Manusia tak ada yang sempurna. Tak ada gading yang tak retak. Semua manusia memiliki kelebihan dan kekurangannya masing-masing. Kelebihan seseorang akan memberi peluang untuk menutupi kekurangan oran lain. Demikian sebaliknya. Seseorang yang banyak kelebihannya adalah orang yang beruntung karena dapat memberikan keberkahan bagi lebih banyak orang daripada orang yang memiliki sedikit kelebihannya. Indahnya berbagi bagi orang-orang yang mengerti.
Menjadi seorang guru bukanlah untuk
menjadi orang yang selalu menutupi kekurangan peserta didikya. Guru menurut
kirata bahasa Jawa adalah digugu dan
ditiru. Apa yang digugu? Ucapan,
perkataan, dan pernyataan harus bisa dipertanggugjawabkan. Pertanggungjawaban
guru terhadap ucapan, perkataan, dan pernyataan harus baik secara etis maupun
secara akademis. Secara etis, seorang guru harus memiliki kesantunan dalam
perkataan baik ucapan maupun diksi yang digunakan. Demikian juga harus
mempertanggungjawabkan secara akademis, artinya segala yang diucapkan bukan
hanya bualan semata, namun harus ada buktinya. Pernyataan yang dikemukakan
harus memiliki ketegasan, tidak plin-plan. Tegas bukan berarti keras. Tegas
memiliki dampak dirindukan oleh anak didiknya. Mampu berbagi ilmu, menginspirasi
saat menjadi guru, saat mengajar. Dia harus mampu memberikan nasihat, mendidik,
dan menggerakkan dikala menjadi “orang tua”, mampu menerima tempat curhat
ketika menjadi “sahabat”-nya.
Ditiru, mengandung makna bahwa segala
tindak dan perilakunya mencerminkan seorang yang patut menjadi suri tauladan
bagi murid pada khususnya dan bagi masyarakat umumnya. Seorang guru patut
menjadi contoh peradaban pada masyarakat di lingkungannya. Tidak perlu sakit
hati ketika ada seorang siswa berlaku tidak baik, nakal, melanggar aturan, atau
brutal, orang menanyakan dimana sekolahnya, siapa gurunya. Juga tak perlu
menggerutu ketika ada seorang siswa yang berhasil dalam karirnya, dalam
kehidupannya tak menyertakan nama gurunya sebagai faktor kesuksesannya. Tetap logowo. Guru harus menjadi idola bagi
muridnya.
Degradasi
Siswa atau Guru?
Sekolah Pendidikan Guru (SPG) sebuah
pendidikan di tingkat lanjutan atas yang mencetak calon guru yang berdedikasi
di zaman dulu. Sekolah yang peserta didiknya bercita-cita menjadi profesi guru.
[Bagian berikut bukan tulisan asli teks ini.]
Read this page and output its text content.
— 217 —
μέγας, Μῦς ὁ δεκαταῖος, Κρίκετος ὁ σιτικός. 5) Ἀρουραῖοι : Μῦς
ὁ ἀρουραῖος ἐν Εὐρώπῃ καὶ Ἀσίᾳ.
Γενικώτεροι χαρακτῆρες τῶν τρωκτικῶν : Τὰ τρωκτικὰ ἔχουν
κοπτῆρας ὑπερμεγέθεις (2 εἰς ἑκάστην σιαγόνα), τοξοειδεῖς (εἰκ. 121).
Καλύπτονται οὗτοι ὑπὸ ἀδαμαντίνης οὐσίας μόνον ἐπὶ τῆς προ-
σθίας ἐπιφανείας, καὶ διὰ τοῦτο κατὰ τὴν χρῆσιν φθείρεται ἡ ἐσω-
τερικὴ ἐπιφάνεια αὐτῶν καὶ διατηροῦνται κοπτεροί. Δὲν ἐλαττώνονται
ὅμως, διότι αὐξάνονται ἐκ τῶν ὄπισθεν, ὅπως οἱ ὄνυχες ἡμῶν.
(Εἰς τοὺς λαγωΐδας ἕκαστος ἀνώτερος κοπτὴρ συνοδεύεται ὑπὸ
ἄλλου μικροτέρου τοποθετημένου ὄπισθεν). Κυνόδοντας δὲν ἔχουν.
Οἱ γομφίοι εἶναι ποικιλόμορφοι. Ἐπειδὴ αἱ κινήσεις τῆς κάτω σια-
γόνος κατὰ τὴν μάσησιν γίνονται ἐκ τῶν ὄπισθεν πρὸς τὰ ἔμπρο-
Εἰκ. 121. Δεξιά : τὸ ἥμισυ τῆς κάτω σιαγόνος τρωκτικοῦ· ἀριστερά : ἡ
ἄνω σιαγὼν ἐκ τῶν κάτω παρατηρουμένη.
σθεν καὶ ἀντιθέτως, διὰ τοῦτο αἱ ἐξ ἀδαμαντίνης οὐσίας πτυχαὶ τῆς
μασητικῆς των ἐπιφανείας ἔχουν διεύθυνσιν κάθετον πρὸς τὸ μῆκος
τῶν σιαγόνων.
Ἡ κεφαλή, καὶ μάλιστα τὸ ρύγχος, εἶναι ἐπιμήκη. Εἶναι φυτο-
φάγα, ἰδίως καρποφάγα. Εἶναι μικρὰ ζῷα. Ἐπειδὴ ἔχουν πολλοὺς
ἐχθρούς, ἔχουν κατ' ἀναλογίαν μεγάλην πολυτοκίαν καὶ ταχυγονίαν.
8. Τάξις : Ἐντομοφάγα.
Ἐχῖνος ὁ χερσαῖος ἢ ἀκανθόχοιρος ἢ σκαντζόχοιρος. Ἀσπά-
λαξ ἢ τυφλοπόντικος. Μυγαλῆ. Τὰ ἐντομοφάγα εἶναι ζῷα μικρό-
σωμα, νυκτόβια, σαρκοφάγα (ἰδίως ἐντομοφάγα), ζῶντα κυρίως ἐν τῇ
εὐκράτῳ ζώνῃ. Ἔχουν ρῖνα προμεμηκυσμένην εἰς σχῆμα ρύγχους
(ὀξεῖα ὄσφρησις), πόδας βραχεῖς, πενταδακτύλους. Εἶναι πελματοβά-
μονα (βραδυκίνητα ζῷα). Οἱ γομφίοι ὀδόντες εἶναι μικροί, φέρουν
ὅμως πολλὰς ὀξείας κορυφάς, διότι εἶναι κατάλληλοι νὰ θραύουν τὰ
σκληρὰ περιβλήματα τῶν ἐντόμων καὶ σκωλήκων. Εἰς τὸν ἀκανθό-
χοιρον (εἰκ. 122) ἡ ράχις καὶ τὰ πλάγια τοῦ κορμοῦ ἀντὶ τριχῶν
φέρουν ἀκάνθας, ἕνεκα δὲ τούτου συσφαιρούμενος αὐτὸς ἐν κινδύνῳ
Sebuah profesi yang amat sangat mulia. Peserta didiknya sebagian besar (kalau
tak boleh dikatakan semuanya) memiliki kemauan menjadi guru betulan bukan
kebetulan (Aris).
Siswa SPG didik menjadi calon guru
semenjak usia masih remaja (tamat SMP), dengan materi ajar tentang
kependidikan. Tidak mudah bagi remaja menerima pendidikan yang lebih banyak
kearah budi pekerti, namun pendaftar SPG tetap tak surut. Output SPG mungkin menjadi orang yang lebih dewasa daripada jebolan
sekolah non SPG. Tak heran guru-guru di zaman dulu sangat disegani oleh murid
dan alumninya. Betul-betul digugu dan ditiru. Sayangnya, SPG dihapus untuk
memenuhi (?) kualifikasi kompetensi guru yang harus professional, berpendidikan
tinggi, mampu bersaing, dan seterusnya.
Bertebaranlah perguruan tinggi yang
membuka program pendidikan untuk guru, baik guru mata pelajaran maupun guru
kelas. Mahasiswa yang mendaftar di jurusan keguruan bukanlah calon guru yang
sedari awal bercita-cita menjadi guru. Maka muncullah guru yang kebetulan,
karena lulusan kependidikan sehingga harus menjadi guru. Kebetulan artinya
menjadi guru karena kesasar saja, bukan cita-cita, mengakibatkan tidak memiliki
keprofesian sebagai guru secara emosi. Guru yang demikian tidak memiliki gairah
sebagai guru, tidak berenergi, tidak memiliki target. Selain itu, ada yang
ingin menjadi guru karena selerinya dapat diandalkan. Guru yang profesional
karena nilai finansialnya sebanding dengan apa kompetensinya. Guru yang
demikian juga tak melibatkan emosi dalam mendidik murid-muridnya.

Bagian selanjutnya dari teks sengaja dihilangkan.